Remarquons en outre que Luc, sans être vraiment précis sur l’interprétation, donne néanmoins la même clé de lecture de l’Écriture dans les deux cas, Jésus (Lc 24,27 : « tout ce qui le concernait » ; Ac 8,35 : « il lui annonça Jésus »). De sorte que, pour un Witherington qui veut faire de l’eunuque un païen, la rencontre avec lui constitue la première opportunité pour l’évangile annoncé aux païens, jusqu’aux extrémités de la terre[5] : cela me semble décidément une anticipation peu probable.

La fin du passage nous montre que Luc s’appuie sur des traditions précises : si la mention de la présence de Philippe à Césarée peut viser à établir une continuité avec ce qui sera dit au chapitre 21, celle de son passage par Azot, sans aucun effet sur le récit de Luc, est certainement reprise à une tradition.

 


[1] Cette distinction ressortit, selon Taylor (Les Actes des deux Apôtres, Commentaire historique (Ac 1,1-8,40), vol. 41, Études bibliques (Paris : Librairie Lecoffre : J. Gabalda, 2000)), de la réécriture du texte occidental par le texte alexandrin : dans le premier, « une ville » est destinée à rappeler l’interdiction adressée par Jésus à ses disciples en Mt 10,5, mais enfreint par eux : autres temps, autres mœurs ; dans le second, « la ville » est destinée à suggérer une référence à Samarie/Sébaste, la Samarie étant donc évangélisée en son cœur.

[2] Taylor, ibid., à la suite de Boismard et Lamouille, propose une interprétation « renversée », selon laquelle les versets 5-8 seraient pré-lucaniens, et le récit des versets 9-13 bâti en fonction des dits versets : j’ai du mal à suivre un tel point de vue compte tenu du vide et du vague des premiers par rapport aux seconds (dans lesquels on notera la distinction hommes/femmes au verset 12, fort singulière et signe d’authenticité).

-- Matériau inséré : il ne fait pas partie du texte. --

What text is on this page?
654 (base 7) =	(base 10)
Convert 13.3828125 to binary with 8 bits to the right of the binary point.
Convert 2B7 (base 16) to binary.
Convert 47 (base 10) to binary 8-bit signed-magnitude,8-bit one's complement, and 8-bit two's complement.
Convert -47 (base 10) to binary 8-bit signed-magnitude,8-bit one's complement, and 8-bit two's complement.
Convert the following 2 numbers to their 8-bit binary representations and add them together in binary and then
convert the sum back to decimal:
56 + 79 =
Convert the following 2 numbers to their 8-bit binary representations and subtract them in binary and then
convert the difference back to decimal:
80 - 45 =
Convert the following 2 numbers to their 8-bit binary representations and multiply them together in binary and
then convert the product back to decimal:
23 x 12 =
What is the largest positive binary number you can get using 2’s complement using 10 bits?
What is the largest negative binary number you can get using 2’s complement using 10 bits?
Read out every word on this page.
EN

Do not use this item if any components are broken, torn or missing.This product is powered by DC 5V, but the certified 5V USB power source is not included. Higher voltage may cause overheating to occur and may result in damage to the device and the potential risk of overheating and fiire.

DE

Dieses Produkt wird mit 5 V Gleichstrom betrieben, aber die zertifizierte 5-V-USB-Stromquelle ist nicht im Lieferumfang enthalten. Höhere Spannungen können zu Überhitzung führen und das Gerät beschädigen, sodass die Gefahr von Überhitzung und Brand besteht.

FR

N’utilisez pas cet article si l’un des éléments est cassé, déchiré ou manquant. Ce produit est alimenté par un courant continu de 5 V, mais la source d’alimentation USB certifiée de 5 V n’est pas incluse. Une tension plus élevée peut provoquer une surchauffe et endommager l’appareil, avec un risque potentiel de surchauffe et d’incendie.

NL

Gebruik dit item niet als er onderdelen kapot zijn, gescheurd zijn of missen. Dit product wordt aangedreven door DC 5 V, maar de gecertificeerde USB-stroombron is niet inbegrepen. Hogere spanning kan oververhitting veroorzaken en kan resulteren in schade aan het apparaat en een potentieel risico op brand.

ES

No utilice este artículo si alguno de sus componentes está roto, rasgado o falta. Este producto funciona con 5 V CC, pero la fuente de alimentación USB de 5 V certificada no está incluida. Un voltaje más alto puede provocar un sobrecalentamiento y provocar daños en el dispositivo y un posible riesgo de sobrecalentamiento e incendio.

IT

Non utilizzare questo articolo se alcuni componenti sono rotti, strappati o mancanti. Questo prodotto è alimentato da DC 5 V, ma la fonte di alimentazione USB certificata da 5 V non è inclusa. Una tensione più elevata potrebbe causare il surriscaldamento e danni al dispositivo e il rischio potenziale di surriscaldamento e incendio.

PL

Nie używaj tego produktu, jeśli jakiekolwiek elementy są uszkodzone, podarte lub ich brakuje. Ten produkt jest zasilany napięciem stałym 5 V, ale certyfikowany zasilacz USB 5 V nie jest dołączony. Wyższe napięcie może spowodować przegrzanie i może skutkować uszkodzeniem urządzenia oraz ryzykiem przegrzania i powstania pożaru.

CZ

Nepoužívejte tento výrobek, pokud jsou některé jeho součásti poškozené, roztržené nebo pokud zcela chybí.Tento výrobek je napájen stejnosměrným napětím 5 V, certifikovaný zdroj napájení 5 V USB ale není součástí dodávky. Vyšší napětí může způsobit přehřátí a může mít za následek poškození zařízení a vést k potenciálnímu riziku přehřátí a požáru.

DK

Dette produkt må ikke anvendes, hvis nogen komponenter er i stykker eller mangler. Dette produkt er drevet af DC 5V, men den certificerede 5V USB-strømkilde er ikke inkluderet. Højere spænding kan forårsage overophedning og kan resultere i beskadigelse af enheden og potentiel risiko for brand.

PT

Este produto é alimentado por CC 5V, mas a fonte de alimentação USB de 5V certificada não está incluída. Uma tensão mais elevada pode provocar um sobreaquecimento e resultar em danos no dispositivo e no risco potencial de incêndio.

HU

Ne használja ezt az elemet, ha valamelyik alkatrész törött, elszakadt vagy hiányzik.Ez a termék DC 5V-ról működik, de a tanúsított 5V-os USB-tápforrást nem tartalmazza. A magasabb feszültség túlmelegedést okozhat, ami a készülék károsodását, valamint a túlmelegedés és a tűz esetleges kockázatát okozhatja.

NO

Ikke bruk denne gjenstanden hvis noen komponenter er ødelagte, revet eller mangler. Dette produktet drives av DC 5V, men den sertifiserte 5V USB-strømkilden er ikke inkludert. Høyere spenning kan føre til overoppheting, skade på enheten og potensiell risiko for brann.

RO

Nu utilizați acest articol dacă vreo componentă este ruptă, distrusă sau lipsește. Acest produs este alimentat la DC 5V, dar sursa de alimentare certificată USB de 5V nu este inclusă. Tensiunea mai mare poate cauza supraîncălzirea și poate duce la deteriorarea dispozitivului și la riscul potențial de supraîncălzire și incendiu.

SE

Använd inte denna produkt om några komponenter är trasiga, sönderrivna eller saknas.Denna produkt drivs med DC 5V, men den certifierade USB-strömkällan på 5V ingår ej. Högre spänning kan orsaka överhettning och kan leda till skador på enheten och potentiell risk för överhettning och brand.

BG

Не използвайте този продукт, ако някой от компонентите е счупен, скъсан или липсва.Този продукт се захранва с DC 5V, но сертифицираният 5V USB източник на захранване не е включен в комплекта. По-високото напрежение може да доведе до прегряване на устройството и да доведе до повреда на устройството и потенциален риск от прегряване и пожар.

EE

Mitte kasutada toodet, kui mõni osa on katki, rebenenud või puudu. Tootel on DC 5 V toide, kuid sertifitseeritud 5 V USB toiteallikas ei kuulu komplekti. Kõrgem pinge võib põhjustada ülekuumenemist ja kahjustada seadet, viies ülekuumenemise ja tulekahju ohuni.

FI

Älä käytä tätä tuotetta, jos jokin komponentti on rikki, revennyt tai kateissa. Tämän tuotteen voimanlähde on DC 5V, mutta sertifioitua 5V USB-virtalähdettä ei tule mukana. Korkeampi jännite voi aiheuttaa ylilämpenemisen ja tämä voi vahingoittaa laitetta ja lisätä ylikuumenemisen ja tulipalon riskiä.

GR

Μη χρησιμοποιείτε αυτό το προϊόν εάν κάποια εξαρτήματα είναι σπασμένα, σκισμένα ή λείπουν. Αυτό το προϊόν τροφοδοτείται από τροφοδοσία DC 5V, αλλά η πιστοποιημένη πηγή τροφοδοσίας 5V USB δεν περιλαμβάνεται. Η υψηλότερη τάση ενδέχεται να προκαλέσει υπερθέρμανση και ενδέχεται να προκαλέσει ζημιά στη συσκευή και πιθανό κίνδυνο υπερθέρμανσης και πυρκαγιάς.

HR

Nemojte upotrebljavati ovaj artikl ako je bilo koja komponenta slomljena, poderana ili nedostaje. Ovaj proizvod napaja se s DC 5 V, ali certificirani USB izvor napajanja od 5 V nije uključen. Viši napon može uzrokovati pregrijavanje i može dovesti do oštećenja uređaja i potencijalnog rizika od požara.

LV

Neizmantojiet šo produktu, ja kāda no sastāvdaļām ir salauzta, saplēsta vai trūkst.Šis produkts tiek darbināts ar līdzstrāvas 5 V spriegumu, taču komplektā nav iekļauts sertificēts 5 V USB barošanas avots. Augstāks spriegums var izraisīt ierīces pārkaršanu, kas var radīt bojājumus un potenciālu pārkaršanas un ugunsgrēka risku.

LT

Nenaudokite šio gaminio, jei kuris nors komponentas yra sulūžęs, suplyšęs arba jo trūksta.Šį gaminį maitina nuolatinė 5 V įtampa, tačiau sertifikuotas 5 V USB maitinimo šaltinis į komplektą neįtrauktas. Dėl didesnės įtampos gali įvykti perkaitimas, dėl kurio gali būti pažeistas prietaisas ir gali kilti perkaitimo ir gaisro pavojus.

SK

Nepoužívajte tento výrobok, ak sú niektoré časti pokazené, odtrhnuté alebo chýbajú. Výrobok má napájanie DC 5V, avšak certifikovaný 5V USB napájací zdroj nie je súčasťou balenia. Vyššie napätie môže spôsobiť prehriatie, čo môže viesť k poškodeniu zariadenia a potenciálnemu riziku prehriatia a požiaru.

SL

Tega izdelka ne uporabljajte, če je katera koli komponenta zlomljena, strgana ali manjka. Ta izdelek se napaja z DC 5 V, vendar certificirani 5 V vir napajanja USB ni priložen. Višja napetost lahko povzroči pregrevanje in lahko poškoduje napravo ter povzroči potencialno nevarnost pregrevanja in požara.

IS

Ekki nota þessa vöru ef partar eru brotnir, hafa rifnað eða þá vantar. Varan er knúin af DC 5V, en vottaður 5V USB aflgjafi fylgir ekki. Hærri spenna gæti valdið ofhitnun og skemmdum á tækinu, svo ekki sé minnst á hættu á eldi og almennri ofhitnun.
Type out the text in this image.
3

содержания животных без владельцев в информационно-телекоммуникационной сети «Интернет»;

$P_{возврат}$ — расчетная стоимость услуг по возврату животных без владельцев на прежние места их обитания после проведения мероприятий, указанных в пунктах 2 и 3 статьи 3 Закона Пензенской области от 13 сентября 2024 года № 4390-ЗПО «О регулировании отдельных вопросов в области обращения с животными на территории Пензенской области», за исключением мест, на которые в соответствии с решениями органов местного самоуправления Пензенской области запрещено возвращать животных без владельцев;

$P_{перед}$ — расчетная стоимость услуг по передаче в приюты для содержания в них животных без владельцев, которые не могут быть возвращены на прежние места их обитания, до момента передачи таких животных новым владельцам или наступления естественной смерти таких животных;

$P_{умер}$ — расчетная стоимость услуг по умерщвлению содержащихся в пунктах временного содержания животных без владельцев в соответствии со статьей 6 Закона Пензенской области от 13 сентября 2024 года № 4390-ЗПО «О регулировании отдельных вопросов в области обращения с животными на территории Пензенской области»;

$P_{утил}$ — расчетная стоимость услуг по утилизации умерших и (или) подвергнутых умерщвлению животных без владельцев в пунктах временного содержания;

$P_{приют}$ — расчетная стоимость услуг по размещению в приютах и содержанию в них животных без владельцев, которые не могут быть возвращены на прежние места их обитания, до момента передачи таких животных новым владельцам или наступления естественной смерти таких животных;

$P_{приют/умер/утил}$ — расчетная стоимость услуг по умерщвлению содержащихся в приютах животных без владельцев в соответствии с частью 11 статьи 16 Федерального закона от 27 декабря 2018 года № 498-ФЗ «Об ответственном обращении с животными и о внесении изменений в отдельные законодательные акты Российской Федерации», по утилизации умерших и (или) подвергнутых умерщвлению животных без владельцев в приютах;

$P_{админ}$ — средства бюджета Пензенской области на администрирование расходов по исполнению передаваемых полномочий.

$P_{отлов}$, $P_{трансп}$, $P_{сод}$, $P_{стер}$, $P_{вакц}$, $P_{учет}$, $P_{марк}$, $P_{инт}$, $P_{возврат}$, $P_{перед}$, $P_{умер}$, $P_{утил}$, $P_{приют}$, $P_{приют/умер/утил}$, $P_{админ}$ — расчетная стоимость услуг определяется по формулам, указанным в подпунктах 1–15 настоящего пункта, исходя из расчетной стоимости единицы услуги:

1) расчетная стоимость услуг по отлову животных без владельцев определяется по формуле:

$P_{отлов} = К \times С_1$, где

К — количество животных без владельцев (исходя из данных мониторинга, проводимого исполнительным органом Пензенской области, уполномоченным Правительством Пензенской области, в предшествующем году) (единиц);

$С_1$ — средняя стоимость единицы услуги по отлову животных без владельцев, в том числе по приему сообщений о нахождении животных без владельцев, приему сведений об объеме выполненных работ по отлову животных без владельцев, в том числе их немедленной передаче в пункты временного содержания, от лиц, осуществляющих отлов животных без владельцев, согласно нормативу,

Mais nous nous retrouvons dans la reconnaissance de l’existence probable d’une tradition liant la Samarie à l’activité baptismale de Philippe.

[3] Witherington, The Acts of the Apostles : A Socio-Rhetorical Commentary, ad loc.

[4] Raison de plus de voir dans notre eunuque un juif, comme ces pèlerins d’Emmaüs.

[5] Witherington, op. cit. p. 290, rappelle que l’Éthiopie était volontiers considéré par d’anciens écrivains comme située aux confins de la terre : il cite par exemple Hérodote, Hist. 3,25,114 ou Strabon, Géographie, 1,1,6 ; 1,2,24.